Chapter 1 – Is the Church on Steroids?

The purpose of the Church is to glorify God. The mission for carrying this out this purpose can be organized according to the five-fold approach of discipleship, evangelism, fellowship, ministry, and worship. However, the Church in North America has gotten off track with this mission, and our imbalances yield some severe consequences.

Just as athletes can pump up their performances by using steroids, churches can pump up their numbers by overfocusing resources on producing worship components that draw people in. A vital worship service may prove an effective way to reach non-Christians. However, worship services have not shown an ability to "close the back door" by which attendees leave because they are not able to get involved in meaningful ministry.

So, "steroid strategies" in church have a down side. They create extremes that stress the very systems they were meant to preserve and promote. They embrace seemingly positive short-term gains without consideration for negative long-term consequences.

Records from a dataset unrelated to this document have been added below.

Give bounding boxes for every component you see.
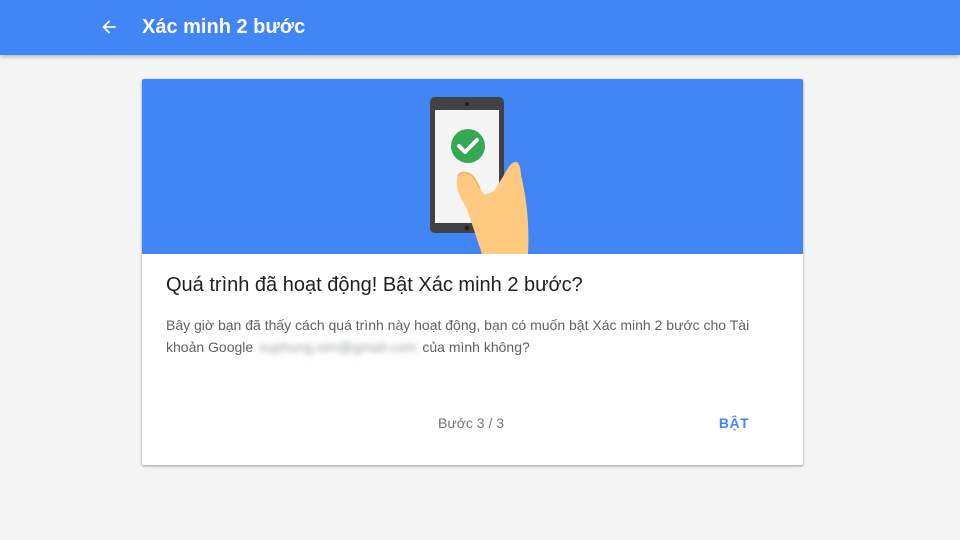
top-app-bar: Xác minh 2 bước <box>0 0 960 55</box>
hero-illustration <box>142 79 803 254</box>
step-indicator: Bước 3 / 3 <box>438 415 505 431</box>
arrow-back-icon <box>102 20 116 34</box>
card-description: Bây giờ bạn đã thấy cách quá trình này h… <box>166 314 776 358</box>
check-circle-icon <box>451 129 485 163</box>
account-email: xuphung.xim@gmail.com <box>259 339 417 355</box>
two-step-card: Quá trình đã hoạt động! Bật Xác minh 2 b… <box>142 79 803 465</box>
card-title: Quá trình đã hoạt động! Bật Xác minh 2 b… <box>166 274 583 296</box>
description-text-end: của mình không? <box>422 339 530 355</box>
back-button[interactable] <box>94 12 124 42</box>
enable-button[interactable]: BẬT <box>708 407 760 439</box>
page-title: Xác minh 2 bước <box>142 16 306 38</box>
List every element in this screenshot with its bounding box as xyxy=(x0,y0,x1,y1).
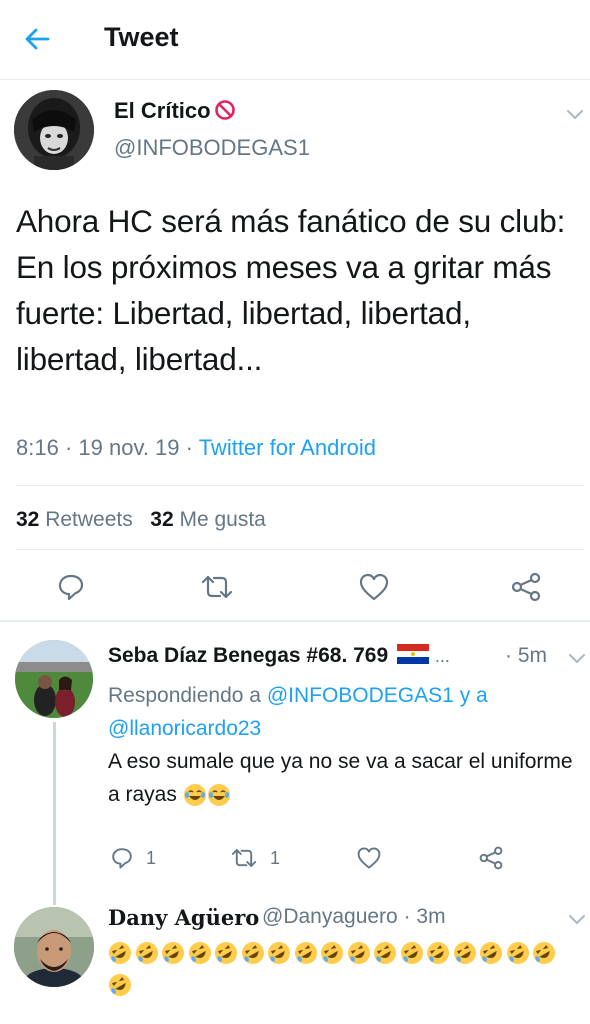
rofl-emoji-icon xyxy=(480,942,502,965)
thread-line xyxy=(53,722,56,905)
chevron-down-icon[interactable] xyxy=(568,913,586,925)
reply-icon[interactable] xyxy=(56,572,86,602)
meta-dot: · xyxy=(64,435,73,460)
tweet-time: 8:16 xyxy=(16,435,59,460)
author-name[interactable]: El Crítico xyxy=(114,98,236,124)
reply-icon[interactable] xyxy=(110,846,134,870)
meta-dot: · xyxy=(505,644,512,667)
name-ellipsis: ... xyxy=(434,646,450,666)
mention-link[interactable]: @llanoricardo23 xyxy=(108,717,261,740)
likes-count: 32 xyxy=(150,508,174,531)
tweet-text-body: A eso sumale que ya no se va a sacar el … xyxy=(108,750,573,806)
joy-emoji-icon xyxy=(207,784,230,807)
rofl-emoji-icon xyxy=(400,942,423,965)
replying-prefix: Respondiendo a xyxy=(108,684,261,707)
tweet-text xyxy=(108,935,568,999)
author-handle[interactable]: @INFOBODEGAS1 xyxy=(114,135,310,161)
tweet-actions: 1 1 xyxy=(0,844,590,874)
tweet-time-text: 5m xyxy=(517,644,548,667)
rofl-emoji-icon xyxy=(453,942,476,965)
rofl-emoji-icon xyxy=(135,942,158,965)
likes-stat[interactable]: 32 Me gusta xyxy=(150,508,266,531)
tweet-stats: 32 Retweets 32 Me gusta xyxy=(16,508,266,532)
rofl-emoji-icon xyxy=(215,942,237,965)
author-handle-text: @Danyaguero xyxy=(262,905,398,928)
tweet-time: 3m xyxy=(416,905,446,928)
retweets-count: 32 xyxy=(16,508,40,531)
tweet-text: Ahora HC será más fanático de su club: E… xyxy=(16,203,566,377)
tweet-meta: 8:16 · 19 nov. 19 · Twitter for Android xyxy=(16,435,376,461)
divider xyxy=(16,485,584,486)
rofl-emoji-icon xyxy=(347,942,370,965)
back-arrow-icon[interactable] xyxy=(22,24,52,54)
rofl-emoji-icon xyxy=(506,942,529,965)
rofl-emoji-icon xyxy=(533,942,555,965)
author-name[interactable]: Dany Agüero xyxy=(108,905,259,930)
chevron-down-icon[interactable] xyxy=(566,108,584,120)
replying-to: Respondiendo a @INFOBODEGAS1 y a @llanor… xyxy=(108,679,578,745)
paraguay-flag-icon xyxy=(397,644,430,664)
rofl-emoji-icon xyxy=(241,942,264,965)
avatar[interactable] xyxy=(14,907,94,987)
retweets-label: Retweets xyxy=(45,508,133,531)
divider xyxy=(0,620,590,622)
rofl-emoji-icon xyxy=(188,942,211,965)
reply-count: 1 xyxy=(146,848,157,868)
tweet-source-link[interactable]: Twitter for Android xyxy=(199,435,376,460)
like-icon[interactable] xyxy=(358,572,390,602)
author-name-text: El Crítico xyxy=(114,98,211,123)
meta-dot: · xyxy=(403,905,411,928)
author-handle[interactable]: @Danyaguero · 3m xyxy=(262,905,446,929)
retweet-icon[interactable] xyxy=(230,846,258,870)
rofl-emoji-icon xyxy=(321,942,343,965)
tweet-text: A eso sumale que ya no se va a sacar el … xyxy=(108,745,578,811)
top-bar: Tweet xyxy=(0,0,590,80)
rofl-emoji-icon xyxy=(268,942,290,965)
tweet-time: · 5m xyxy=(505,644,547,668)
tweet-date: 19 nov. 19 xyxy=(78,435,180,460)
like-icon[interactable] xyxy=(356,846,382,870)
meta-dot: · xyxy=(185,435,193,460)
author-name-text: Seba Díaz Benegas #68. 769 xyxy=(108,644,389,667)
joy-emoji-icon xyxy=(183,784,206,807)
avatar[interactable] xyxy=(15,640,93,718)
mention-link[interactable]: @INFOBODEGAS1 xyxy=(267,684,454,707)
chevron-down-icon[interactable] xyxy=(568,652,586,664)
rofl-emoji-icon xyxy=(162,942,184,965)
replying-and: y a xyxy=(459,684,488,707)
retweets-stat[interactable]: 32 Retweets xyxy=(16,508,133,531)
no-entry-icon xyxy=(214,100,235,120)
page-title: Tweet xyxy=(104,22,179,52)
avatar[interactable] xyxy=(14,90,94,170)
rofl-emoji-icon xyxy=(294,942,317,965)
author-name[interactable]: Seba Díaz Benegas #68. 769 ... xyxy=(108,644,450,668)
retweet-icon[interactable] xyxy=(200,572,234,602)
tweet-actions xyxy=(0,566,590,606)
divider xyxy=(16,549,584,550)
rofl-emoji-icon xyxy=(374,942,396,965)
rofl-emoji-icon xyxy=(427,942,449,965)
retweet-count: 1 xyxy=(270,848,281,868)
rofl-emoji-icon xyxy=(109,942,131,965)
rofl-emoji-icon xyxy=(109,974,131,997)
likes-label: Me gusta xyxy=(179,508,266,531)
share-icon[interactable] xyxy=(478,846,504,870)
share-icon[interactable] xyxy=(510,572,542,602)
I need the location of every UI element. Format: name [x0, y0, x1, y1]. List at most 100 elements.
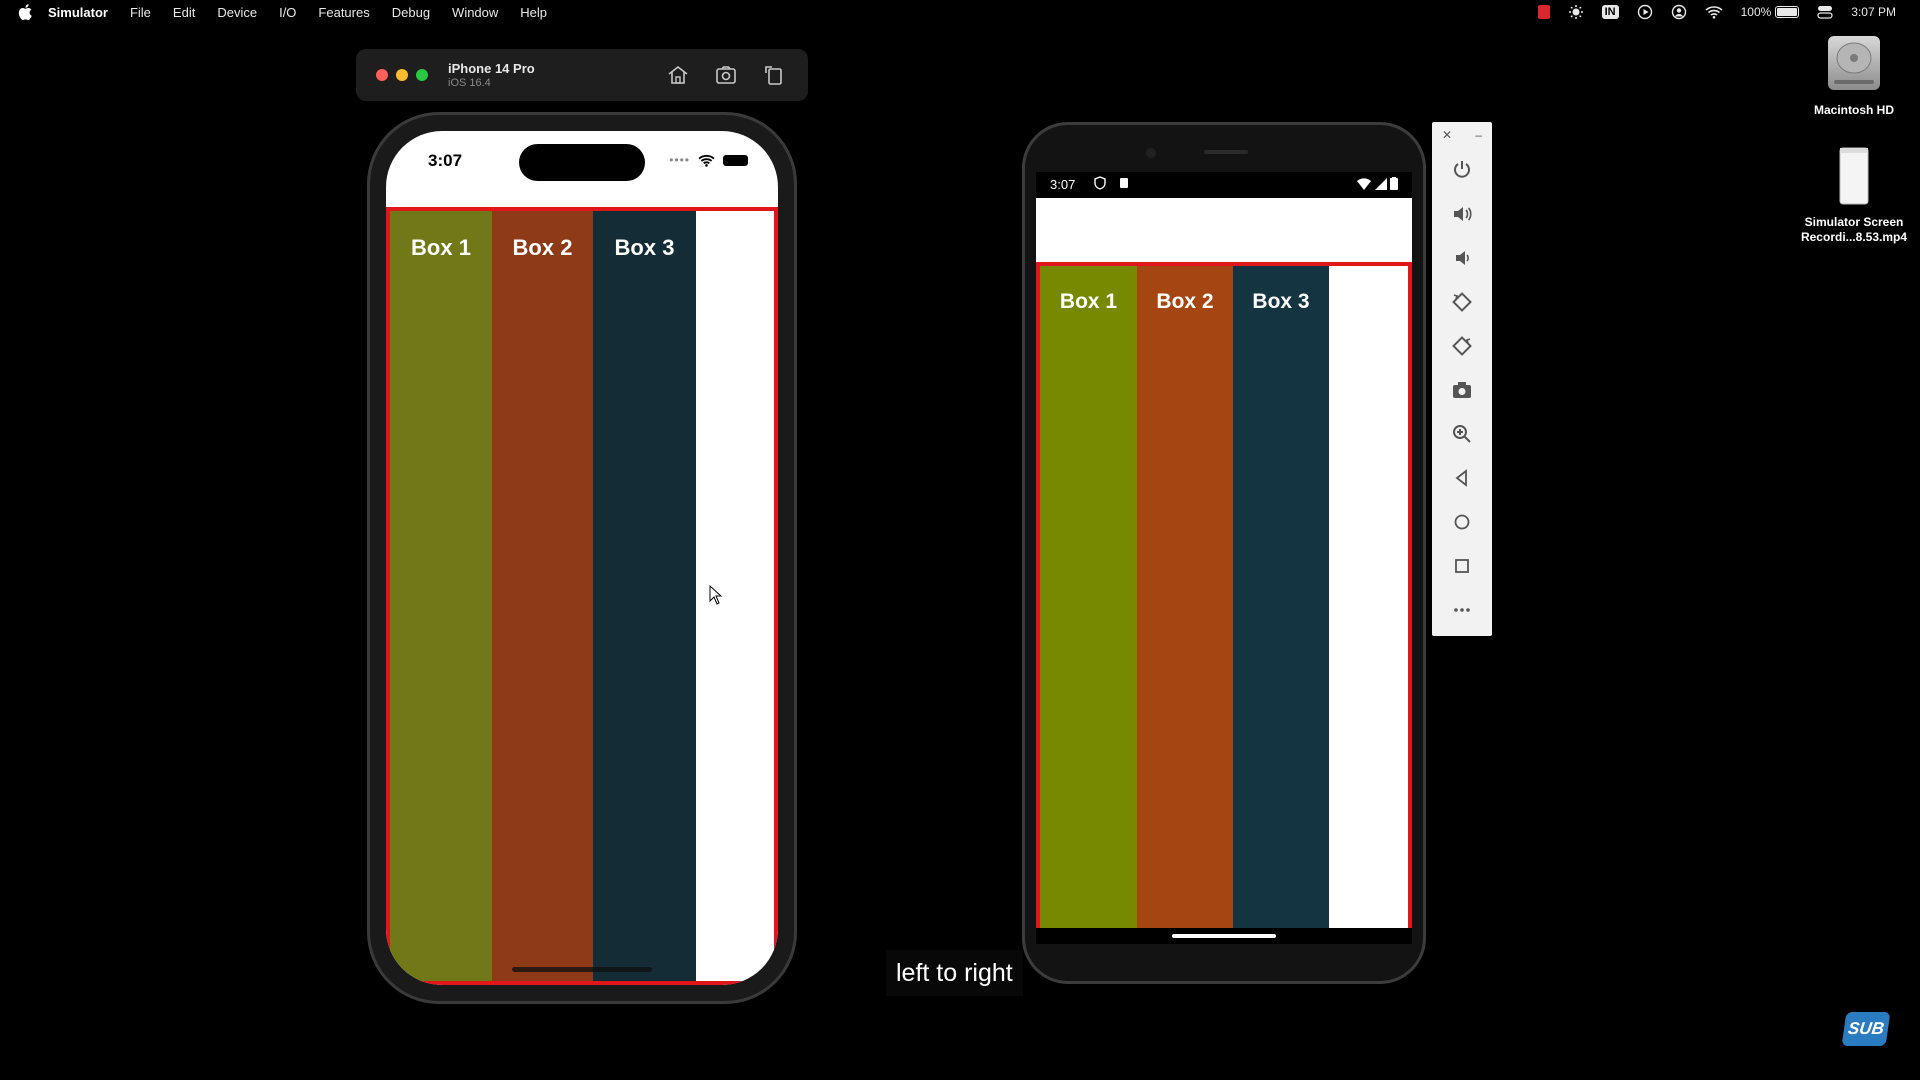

Here are key destructive long-term system results of a church on steroids:

  • Overemphasis on worship depletes resources from the other four parts of the five-fold ministry (i.e. discipleship, evangelism, fellowship, ministry).
  • An attempt to be too culturally relevant creates an atmosphere that is moralistic (do the right thing), messages that are therapeutic (feel good about yourself), and/or culture that is deistic consumerism (it's all about me).
  • Burnout of vocational staff, disappointment of current volunteers, and loss of potential participants.

Are You Committed? explores why the ministry mission objective needs to be reformulated for churches, and how to do that. Jay views connecting God's people in meaningful ministry as key to rebalancing ourselves so we can fulfill our purpose of glorifying God through the entire five-fold mission of the Church.